Eastern Phoebes

The Eastern Phoebe, Sayornis phoebe, is a small passerine bird.

Distribution / Habitat:

This tyrant flycatcher breeds in eastern North America, although its normal range does not include the southeastern coastal USA.

It is migratory, wintering in the southernmost USA and Central America. It is a very rare vagrant to western Europe.

The breeding habitat of this bird is open woodland, farmland and suburbs, often near water. This is one of the first birds to return in spring and one of the last to leave in the fall.

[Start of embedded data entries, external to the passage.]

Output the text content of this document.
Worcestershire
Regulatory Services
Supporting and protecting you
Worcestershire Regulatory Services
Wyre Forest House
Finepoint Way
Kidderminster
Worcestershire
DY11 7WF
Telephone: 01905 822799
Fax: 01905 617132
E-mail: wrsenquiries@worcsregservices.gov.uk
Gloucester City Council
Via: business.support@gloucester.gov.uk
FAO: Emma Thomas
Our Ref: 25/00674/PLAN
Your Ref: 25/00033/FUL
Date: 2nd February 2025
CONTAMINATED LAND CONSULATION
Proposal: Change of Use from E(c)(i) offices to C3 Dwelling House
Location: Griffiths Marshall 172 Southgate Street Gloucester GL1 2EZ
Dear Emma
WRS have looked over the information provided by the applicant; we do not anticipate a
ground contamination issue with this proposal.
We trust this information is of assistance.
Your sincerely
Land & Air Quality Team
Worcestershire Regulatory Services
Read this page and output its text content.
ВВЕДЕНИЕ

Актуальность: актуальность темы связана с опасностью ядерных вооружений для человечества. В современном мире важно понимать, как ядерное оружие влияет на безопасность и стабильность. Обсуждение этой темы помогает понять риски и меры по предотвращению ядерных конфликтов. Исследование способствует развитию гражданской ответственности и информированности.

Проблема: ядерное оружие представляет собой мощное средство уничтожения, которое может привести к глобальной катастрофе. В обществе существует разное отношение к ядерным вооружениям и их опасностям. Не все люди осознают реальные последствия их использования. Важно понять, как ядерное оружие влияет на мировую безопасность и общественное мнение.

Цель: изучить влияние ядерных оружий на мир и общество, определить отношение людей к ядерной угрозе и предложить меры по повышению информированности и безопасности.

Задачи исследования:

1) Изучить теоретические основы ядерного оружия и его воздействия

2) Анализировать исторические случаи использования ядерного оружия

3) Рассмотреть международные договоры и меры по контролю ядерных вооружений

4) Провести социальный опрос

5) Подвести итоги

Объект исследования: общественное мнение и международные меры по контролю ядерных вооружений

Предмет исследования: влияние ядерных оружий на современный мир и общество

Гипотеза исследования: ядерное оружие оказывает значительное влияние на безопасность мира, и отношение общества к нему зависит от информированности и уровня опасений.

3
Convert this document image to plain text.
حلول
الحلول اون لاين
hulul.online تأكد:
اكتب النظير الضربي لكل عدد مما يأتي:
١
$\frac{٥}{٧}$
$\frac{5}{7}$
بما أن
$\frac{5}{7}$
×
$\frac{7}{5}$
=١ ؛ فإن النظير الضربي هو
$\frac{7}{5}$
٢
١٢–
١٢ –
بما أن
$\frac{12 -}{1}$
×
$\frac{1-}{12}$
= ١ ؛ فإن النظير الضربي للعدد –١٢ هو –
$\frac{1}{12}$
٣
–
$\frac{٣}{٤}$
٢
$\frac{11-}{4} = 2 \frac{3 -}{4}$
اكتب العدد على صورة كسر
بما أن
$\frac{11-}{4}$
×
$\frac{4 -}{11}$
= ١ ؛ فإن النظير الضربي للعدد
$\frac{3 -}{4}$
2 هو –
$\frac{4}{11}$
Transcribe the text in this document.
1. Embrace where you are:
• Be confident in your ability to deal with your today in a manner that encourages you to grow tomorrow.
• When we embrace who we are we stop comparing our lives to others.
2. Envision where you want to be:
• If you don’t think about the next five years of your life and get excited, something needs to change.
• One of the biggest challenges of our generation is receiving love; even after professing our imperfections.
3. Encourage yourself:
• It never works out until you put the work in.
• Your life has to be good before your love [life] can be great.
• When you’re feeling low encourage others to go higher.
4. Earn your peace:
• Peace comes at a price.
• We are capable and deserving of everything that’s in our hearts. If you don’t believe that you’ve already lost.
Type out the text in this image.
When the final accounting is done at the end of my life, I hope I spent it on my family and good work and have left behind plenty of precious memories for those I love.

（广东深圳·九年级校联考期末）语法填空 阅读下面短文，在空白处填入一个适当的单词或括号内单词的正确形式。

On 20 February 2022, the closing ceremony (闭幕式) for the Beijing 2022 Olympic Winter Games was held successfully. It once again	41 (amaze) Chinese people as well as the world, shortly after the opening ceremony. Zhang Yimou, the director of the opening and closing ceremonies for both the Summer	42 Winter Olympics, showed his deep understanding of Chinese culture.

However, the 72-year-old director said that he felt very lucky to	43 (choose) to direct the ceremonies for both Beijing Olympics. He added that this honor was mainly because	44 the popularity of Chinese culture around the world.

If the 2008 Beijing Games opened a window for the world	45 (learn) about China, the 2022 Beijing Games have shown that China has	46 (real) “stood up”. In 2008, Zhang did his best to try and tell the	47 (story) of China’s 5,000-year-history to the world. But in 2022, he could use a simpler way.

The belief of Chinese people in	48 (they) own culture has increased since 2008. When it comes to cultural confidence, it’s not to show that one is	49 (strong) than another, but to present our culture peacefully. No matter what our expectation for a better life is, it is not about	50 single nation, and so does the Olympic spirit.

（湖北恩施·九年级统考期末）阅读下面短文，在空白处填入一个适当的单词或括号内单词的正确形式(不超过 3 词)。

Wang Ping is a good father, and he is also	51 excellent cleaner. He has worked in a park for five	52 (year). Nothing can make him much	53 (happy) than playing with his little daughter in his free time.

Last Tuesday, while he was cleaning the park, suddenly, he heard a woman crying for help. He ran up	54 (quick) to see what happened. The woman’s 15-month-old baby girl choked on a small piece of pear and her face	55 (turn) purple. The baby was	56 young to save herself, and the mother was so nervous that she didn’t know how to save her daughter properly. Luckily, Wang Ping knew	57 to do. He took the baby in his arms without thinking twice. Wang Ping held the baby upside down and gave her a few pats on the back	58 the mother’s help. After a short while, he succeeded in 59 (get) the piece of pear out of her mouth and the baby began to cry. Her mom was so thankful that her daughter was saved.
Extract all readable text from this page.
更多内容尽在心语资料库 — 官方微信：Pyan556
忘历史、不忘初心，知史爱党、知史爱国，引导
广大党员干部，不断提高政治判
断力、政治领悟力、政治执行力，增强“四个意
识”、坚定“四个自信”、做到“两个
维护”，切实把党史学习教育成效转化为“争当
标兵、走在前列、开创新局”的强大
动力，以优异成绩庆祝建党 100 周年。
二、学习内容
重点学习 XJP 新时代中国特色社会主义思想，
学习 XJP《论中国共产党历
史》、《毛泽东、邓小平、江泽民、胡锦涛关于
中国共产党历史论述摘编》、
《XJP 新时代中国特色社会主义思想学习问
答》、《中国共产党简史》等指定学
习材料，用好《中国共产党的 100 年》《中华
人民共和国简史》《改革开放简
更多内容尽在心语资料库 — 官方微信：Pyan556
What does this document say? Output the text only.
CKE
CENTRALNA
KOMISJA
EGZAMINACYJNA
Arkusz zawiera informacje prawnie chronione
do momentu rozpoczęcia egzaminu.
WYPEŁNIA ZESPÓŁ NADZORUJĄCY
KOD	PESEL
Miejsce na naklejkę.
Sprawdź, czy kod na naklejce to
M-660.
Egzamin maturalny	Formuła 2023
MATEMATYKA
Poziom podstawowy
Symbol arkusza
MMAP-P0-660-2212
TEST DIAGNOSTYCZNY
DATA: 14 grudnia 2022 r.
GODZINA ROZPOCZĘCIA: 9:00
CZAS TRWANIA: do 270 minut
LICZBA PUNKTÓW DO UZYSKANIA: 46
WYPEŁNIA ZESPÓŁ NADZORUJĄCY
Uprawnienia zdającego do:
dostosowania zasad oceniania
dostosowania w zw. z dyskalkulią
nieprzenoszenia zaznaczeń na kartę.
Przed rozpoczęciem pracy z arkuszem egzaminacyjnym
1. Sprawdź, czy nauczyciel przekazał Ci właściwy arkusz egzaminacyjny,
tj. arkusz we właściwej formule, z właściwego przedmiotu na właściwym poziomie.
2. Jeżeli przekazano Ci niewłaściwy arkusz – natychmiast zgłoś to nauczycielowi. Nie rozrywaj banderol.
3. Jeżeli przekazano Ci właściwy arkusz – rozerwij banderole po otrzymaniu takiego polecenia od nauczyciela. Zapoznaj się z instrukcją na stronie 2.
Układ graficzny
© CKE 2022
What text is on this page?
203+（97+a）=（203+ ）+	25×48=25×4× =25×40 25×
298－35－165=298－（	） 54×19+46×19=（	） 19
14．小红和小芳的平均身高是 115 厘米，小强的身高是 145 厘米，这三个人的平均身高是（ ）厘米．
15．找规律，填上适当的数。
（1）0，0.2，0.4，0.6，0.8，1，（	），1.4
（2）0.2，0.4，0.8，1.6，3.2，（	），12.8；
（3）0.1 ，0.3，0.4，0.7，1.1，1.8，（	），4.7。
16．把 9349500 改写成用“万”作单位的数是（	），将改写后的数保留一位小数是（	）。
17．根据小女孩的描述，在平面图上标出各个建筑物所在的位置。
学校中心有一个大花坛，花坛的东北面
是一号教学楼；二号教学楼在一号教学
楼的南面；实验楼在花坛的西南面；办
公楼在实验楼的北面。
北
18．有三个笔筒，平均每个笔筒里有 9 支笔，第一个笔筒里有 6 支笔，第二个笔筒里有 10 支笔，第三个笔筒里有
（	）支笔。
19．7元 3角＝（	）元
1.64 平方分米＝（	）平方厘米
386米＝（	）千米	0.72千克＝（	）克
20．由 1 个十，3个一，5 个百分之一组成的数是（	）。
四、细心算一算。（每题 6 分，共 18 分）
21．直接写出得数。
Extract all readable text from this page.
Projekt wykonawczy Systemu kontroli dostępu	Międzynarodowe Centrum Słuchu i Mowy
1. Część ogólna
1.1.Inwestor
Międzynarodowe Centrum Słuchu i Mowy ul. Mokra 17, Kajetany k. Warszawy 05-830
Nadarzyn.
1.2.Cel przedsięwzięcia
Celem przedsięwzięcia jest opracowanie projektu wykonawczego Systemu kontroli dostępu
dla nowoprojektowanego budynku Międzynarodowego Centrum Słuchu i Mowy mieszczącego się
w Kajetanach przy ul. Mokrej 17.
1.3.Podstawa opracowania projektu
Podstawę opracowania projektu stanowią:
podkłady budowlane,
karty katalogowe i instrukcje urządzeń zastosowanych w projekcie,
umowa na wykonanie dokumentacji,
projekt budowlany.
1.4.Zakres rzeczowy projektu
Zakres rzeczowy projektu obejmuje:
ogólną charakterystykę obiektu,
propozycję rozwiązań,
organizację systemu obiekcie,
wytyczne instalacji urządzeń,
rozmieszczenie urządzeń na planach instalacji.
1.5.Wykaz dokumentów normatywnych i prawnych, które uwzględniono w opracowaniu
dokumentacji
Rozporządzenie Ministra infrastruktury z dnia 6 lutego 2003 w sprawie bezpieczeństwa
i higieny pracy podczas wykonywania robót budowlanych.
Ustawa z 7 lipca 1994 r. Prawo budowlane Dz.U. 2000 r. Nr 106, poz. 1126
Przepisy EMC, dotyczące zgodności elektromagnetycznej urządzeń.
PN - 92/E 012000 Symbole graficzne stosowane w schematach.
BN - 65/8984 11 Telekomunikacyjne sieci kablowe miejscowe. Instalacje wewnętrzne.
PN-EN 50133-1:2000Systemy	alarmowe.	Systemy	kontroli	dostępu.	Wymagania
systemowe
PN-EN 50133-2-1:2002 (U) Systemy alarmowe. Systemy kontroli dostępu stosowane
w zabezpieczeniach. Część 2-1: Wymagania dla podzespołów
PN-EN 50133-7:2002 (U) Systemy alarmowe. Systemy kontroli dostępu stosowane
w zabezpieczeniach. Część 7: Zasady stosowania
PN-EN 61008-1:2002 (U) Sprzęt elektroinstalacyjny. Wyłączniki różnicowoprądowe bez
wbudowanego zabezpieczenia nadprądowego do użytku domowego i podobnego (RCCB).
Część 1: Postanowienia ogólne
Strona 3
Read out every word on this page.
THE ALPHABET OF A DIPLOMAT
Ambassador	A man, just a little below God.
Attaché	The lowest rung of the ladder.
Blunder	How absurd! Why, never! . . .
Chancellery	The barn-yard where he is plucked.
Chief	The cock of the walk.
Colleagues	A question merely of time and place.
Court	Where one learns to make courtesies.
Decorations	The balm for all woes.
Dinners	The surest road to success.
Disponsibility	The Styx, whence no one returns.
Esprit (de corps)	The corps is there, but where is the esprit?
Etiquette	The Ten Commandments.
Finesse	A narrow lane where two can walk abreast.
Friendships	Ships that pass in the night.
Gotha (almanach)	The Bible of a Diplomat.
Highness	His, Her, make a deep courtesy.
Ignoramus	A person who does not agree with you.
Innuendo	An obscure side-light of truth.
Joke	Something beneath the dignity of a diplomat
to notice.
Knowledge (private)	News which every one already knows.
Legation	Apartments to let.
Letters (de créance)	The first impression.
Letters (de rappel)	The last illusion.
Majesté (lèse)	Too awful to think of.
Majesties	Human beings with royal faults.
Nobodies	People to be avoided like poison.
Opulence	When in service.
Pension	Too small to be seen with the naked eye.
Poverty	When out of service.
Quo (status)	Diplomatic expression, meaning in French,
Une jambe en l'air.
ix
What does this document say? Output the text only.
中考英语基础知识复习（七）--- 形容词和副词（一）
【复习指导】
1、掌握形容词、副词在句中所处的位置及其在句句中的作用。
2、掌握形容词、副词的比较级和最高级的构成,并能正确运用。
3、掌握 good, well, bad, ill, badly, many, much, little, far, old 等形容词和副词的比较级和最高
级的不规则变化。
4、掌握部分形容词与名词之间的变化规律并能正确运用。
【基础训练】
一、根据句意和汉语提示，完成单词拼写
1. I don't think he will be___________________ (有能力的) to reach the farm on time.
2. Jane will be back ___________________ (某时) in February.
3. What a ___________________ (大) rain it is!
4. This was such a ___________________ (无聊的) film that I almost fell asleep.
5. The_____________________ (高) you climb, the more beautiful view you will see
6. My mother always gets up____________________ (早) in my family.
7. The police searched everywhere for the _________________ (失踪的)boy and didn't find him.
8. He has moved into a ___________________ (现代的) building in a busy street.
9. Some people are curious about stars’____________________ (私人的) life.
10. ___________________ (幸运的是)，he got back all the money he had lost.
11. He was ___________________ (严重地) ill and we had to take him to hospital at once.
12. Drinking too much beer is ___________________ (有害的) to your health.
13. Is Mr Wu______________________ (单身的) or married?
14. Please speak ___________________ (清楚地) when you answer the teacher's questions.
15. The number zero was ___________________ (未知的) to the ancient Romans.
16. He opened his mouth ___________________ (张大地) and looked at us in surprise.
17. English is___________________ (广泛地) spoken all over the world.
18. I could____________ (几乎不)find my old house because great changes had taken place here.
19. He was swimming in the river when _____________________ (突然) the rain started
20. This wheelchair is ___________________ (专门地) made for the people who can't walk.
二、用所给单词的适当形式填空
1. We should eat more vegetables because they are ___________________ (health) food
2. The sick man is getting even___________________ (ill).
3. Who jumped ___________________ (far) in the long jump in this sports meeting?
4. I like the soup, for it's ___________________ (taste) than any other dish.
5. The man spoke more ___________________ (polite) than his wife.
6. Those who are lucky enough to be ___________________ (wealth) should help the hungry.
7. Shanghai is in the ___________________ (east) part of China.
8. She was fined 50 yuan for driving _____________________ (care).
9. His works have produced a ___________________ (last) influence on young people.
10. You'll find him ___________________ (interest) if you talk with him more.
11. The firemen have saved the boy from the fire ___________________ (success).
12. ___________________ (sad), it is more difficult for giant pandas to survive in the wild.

It often nests on human structures such as bridges and buildings. The nest is an open cup with a mud base and lined with moss and grass, built in crevice in a rock or man-made site; 3-8 eggs are laid. Both parents feed the young and usually raise two broods per year.

Diet / Food:

This phoebe is insectivorous, and often perches conspicuously when seeking food items. It also eats fruits and berries in cooler weather.


A perching bird will repetitively pump its tail and this is often a good way to identify the bird.

This species is gray-brown above. It has a white throat, dirty gray breast and yellowish underparts which become whiter during the season. Its lack of an eye ring and wingbars, and its all dark bill distinguish it from other American flycatchers, and it pumps its tail up and down like other phoebes.

Compare the similar Eastern Wood Pewee, which has stronger wing-bars and does not bob its tail habitually.

Call / Song:

The Eastern Phoebe’s call is a sharp chip, and the song, from which it gets its name, is fee-bee.